Pensamos que um escritor, antes de tudo, possui um certo sentimento que o torna homem do seu tempo e do seu país, ainda que trate de assuntos fora do seu espaço geográfico. Afirmar a angolanidade no contexto contemporâneo equivale a afirmar por identificação ou mapeamento uma cultura que represente o mosaico nacional, o que é impossível dada a nossa multiculturalidade e a hibridização do universo cultural. Se é angolano mesmo não falando qualquer língua nativa, como se é angolano mesmo gostando apenas de comer da culinária brasileira? Como diz Simbad, “A ciência não é democrática para permitir o surgimento de «ciências étnicas» ”.   

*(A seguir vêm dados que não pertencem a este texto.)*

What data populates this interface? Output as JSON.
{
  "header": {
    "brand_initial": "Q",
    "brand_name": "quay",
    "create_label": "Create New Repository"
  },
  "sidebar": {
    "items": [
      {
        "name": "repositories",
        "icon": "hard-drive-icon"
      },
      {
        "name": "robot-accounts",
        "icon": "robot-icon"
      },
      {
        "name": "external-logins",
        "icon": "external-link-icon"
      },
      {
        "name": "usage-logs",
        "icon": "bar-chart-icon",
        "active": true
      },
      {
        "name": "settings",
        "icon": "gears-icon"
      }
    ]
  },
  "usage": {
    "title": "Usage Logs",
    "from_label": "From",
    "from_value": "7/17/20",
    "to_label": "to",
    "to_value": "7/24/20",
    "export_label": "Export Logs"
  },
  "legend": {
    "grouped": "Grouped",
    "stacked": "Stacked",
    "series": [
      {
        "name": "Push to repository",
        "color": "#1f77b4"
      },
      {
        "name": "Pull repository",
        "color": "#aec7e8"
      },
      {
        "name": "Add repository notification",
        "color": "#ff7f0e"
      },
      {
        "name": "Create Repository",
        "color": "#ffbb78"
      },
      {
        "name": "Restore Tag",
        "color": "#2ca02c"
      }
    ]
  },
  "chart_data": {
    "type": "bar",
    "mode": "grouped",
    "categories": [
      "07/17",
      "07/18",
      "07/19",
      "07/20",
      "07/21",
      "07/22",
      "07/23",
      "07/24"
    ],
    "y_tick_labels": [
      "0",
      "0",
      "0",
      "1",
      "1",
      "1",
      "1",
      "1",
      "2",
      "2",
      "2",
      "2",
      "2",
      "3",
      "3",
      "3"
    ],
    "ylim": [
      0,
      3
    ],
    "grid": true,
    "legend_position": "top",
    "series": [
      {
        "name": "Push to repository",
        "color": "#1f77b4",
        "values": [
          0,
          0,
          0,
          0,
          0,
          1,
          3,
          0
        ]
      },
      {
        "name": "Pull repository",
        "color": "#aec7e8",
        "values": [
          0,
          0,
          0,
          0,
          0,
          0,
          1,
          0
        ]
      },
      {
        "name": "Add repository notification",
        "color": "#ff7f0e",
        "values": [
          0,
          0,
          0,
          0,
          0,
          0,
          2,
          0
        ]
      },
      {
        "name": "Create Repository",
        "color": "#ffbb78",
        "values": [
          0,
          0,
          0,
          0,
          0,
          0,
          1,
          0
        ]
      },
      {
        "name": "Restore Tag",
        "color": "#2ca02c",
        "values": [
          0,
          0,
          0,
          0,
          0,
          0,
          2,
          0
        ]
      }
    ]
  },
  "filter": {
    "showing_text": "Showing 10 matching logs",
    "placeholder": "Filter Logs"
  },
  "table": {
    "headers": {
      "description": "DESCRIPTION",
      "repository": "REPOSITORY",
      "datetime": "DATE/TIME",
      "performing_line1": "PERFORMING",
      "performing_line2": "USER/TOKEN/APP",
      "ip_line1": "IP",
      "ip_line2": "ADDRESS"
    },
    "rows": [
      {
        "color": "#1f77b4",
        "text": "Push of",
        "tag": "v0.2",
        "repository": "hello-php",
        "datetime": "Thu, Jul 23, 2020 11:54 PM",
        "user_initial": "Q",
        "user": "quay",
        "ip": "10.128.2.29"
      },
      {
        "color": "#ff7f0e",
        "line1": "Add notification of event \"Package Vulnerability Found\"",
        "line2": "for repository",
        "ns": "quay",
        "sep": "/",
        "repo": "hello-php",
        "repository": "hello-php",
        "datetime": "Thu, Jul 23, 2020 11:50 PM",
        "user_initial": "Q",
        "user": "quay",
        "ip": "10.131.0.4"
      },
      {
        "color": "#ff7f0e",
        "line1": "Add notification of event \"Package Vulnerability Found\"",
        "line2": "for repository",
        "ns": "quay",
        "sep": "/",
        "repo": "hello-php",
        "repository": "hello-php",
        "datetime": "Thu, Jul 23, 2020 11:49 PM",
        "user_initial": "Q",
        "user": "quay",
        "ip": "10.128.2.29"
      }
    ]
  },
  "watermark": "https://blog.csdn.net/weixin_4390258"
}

A questão sobre a angolanidade literária é um pseudoproblema, é mais exclusiva do que inclusiva, manifesta sintomas de fraqueza ou de oscilação do sistema literário. Toda a dogmatização literária constitui entrave ao engrandecimento da literatura nacional. Ciência não precisa de outorga, ciência é ciência.  

Referências bibliográficas

Assis, M. (1959). Crítica Literária. São Paulo.

Kandjimbu, L. (11 a 24 de Março, 2019, ed. 183). O conceito de angolanidade e os oponentes em tirocínio argumentativo. Jornal Cultura, pp. 7-8. Simbad, H. (31 de Maio a 11 de Junho, 2019, ed. 182). Crítica da angolanidade literária. Jornal Cultura, pp. 8-9.